Une dynamique ainsi organisée est une 'résolution par agents' et a été dénommé ABS (agent-based solving). Pour la technique d'ABS cf. l'annexe 14, p. 349, qui la spécifie. Les principales notions d'ABS figurent aussi au glossaire.

3.7.5. Forces

La dynamique comporte des forces qui traduisent des longueurs de voies abductives, c'est-à-dire des coûts (la convention est qu'un résultat faible est un résultat coûteux à obtenir). Dans le modèle réalisé, ces coûts se présentent comme des coûts computationnels et ils sont interprétables comme analogues des coûts cognitifs associés aux actes linguistiques.

Le premier facteur qui agit sur les forces est la distance des termes de départ. Plus un résultat est distant, plus il est faible. Un second facteur est le renforcement : quand deux voies abductives aboutissent au même résultat, celui-ci s'en trouve renforcé par le mécanisme de fusion. La dynamique des forces est décrite en détail p. 366.

3.7.6. Canaux

A côté des agents, le second composant important d'ABS est le canal. Les canaux sont les points de la structure heuristique qui reçoivent les résultats, lesquels sont obtenus par fusion des trouvailles. Tout agent rapporte à un canal qui est son point de livraison. Il est légitime de voir les canaux comme assurant, dans le traitement d'une tâche, la dimension syntagmatique : quand une tâche comporte des termes en position mutuelle syntagmatique, il s'ouvre exactement un canal par position.
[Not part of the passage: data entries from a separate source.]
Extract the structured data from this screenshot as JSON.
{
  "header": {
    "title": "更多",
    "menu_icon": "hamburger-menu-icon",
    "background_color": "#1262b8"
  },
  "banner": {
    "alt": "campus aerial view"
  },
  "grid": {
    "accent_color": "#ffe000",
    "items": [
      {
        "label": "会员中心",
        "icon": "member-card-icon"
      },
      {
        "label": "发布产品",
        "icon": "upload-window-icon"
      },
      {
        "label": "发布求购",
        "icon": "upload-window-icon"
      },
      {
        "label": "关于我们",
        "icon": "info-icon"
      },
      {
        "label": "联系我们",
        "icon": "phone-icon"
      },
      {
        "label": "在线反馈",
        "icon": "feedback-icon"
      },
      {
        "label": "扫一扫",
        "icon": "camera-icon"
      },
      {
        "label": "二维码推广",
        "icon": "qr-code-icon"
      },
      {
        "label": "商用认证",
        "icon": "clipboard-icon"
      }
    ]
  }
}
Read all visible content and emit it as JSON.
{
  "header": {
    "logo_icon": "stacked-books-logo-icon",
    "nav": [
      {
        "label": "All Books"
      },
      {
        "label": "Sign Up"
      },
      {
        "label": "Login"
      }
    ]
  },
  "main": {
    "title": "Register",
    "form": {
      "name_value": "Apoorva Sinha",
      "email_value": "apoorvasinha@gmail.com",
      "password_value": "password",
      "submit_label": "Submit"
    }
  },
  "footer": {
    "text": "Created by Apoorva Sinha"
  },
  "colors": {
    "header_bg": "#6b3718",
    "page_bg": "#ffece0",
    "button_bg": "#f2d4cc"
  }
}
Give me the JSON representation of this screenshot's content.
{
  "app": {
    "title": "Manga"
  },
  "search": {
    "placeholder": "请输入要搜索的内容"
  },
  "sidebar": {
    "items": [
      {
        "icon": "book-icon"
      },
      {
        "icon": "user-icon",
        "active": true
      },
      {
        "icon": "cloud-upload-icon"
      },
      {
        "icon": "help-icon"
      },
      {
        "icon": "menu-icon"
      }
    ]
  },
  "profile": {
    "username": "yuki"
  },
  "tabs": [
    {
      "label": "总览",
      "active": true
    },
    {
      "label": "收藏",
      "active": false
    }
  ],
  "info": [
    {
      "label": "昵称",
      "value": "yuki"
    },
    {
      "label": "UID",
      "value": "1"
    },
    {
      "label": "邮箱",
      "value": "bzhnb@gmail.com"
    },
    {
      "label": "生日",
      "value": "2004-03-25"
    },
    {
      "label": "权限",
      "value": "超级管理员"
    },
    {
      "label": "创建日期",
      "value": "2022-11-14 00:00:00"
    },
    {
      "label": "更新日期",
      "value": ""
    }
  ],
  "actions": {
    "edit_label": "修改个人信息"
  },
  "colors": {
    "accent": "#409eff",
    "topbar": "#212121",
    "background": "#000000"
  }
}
Par contraste, les populations d'agents, entre eux en relation de clients à commissaires et entre lesquels n'interviennent pas de canaux, ont une position mutuelle paradigmatique : entre toutes leurs trouvailles et les termes qui en résultent par fusion, un choix exclusif doit être fait. La syntagmatique des canaux est d'application plus large que l'acception reçue pour 'syntagmatique' mais il est vrai qu'elle s'applique notamment exactement aux questions de syntaxe dans le sens le plus classique.